What is the equivalent of setting the --useCudaGraph flag of trtexec in deepstream 6.1?

hyperlight · August 11, 2022, 11:36pm

Please provide complete information as applicable to your setup.

• Hardware Platform (Jetson / GPU): GeForce RTX 3090
• DeepStream Version: 6.1
• TensorRT Version: 8.2
• NVIDIA GPU Driver Version (valid for GPU only): 510
• Issue Type( questions, new requirements, bugs): question

I did some network benchmarking using trtexec and noticed that setting the --useCudaGraph flag increase the engine performance significantly. The results are shown bellow:

	Throughput	Enqueue Time	H2D Latency	GPU Compute Time
No flag	352.52	2.24	1.62	2.65
noDataTransfers	407.44	2.16	0.00	2.45
useCudaGraph	615.66	0.07	1.59	1.21
Both flags	848.53	0.09	0.00	1.17

All experiments used 1000 queries, and compute the averages every 10 queries (--warmUp=0 --duration=0 --iterations=1000 --avgRuns=10). Except for throughput (measured in queries per second), other measurements use the mean (measured in milliseconds).
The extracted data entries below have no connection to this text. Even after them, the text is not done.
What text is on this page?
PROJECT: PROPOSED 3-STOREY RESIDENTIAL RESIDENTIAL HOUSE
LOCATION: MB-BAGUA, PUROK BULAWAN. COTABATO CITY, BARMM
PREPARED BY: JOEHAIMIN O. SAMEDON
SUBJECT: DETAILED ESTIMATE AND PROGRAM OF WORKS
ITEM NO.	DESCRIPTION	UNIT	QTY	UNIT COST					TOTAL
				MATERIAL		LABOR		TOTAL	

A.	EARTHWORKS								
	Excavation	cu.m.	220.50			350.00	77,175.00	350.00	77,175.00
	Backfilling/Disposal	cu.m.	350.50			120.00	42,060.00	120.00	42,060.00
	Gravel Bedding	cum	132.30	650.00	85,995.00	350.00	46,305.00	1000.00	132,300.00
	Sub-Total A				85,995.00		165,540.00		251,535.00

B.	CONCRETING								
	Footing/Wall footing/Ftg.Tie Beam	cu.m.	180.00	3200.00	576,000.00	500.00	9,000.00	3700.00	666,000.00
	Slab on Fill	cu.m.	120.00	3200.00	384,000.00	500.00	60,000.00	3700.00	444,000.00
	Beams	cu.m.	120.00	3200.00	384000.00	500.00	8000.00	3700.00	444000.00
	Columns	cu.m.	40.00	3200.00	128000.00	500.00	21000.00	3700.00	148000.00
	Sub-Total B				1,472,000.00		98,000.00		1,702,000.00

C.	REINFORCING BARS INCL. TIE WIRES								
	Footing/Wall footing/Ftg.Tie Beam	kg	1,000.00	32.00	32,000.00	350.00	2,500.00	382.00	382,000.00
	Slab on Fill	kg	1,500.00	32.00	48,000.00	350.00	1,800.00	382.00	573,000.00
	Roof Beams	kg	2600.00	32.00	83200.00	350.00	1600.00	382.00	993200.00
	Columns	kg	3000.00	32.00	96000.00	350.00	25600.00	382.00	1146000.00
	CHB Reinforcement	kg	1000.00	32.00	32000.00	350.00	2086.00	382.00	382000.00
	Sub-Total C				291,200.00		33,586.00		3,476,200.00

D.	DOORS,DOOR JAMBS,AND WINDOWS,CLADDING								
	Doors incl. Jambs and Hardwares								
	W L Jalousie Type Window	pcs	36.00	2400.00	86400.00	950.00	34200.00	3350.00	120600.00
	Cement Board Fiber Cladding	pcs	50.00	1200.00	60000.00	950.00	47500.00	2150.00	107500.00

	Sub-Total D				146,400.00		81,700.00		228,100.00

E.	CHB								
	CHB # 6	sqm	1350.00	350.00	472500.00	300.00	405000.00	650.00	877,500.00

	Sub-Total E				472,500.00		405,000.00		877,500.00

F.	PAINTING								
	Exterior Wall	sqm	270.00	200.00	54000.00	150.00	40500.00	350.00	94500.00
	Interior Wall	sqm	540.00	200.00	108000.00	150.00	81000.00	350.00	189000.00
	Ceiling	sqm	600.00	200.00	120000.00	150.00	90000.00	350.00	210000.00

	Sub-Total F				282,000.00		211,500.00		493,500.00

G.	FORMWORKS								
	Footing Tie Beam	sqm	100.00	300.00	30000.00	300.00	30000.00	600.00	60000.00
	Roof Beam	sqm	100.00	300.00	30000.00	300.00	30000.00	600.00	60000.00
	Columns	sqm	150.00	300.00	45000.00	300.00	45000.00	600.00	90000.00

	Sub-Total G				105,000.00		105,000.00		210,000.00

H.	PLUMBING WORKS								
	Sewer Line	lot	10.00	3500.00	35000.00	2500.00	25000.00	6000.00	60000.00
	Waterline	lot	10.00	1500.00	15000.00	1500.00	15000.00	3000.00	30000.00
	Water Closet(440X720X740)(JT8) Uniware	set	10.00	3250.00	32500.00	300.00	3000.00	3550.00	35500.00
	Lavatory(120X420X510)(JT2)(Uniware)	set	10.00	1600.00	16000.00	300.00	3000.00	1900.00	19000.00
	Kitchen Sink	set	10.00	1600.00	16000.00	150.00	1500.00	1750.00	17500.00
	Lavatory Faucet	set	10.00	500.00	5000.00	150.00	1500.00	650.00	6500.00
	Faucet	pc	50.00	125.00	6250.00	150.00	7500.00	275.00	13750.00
I figure I can improve the pipeline performance by enabling Cuda Graph in deepstream 6.1 some how but I see no mention of it in nvinfer plugin documentation. Does deepstream support Cuda Graph?

Fiona.Chen · August 12, 2022, 5:35am

The --useCudaGraph flag will enable CUDA Graph.
Developer Guide :: NVIDIA Deep Learning TensorRT Documentation

So you may try to add cuda Graph in nvinfer source code to check whether it will help to improve your inference.

system · August 26, 2022, 5:35am

This topic was automatically closed 14 days after the last reply. New replies are no longer allowed.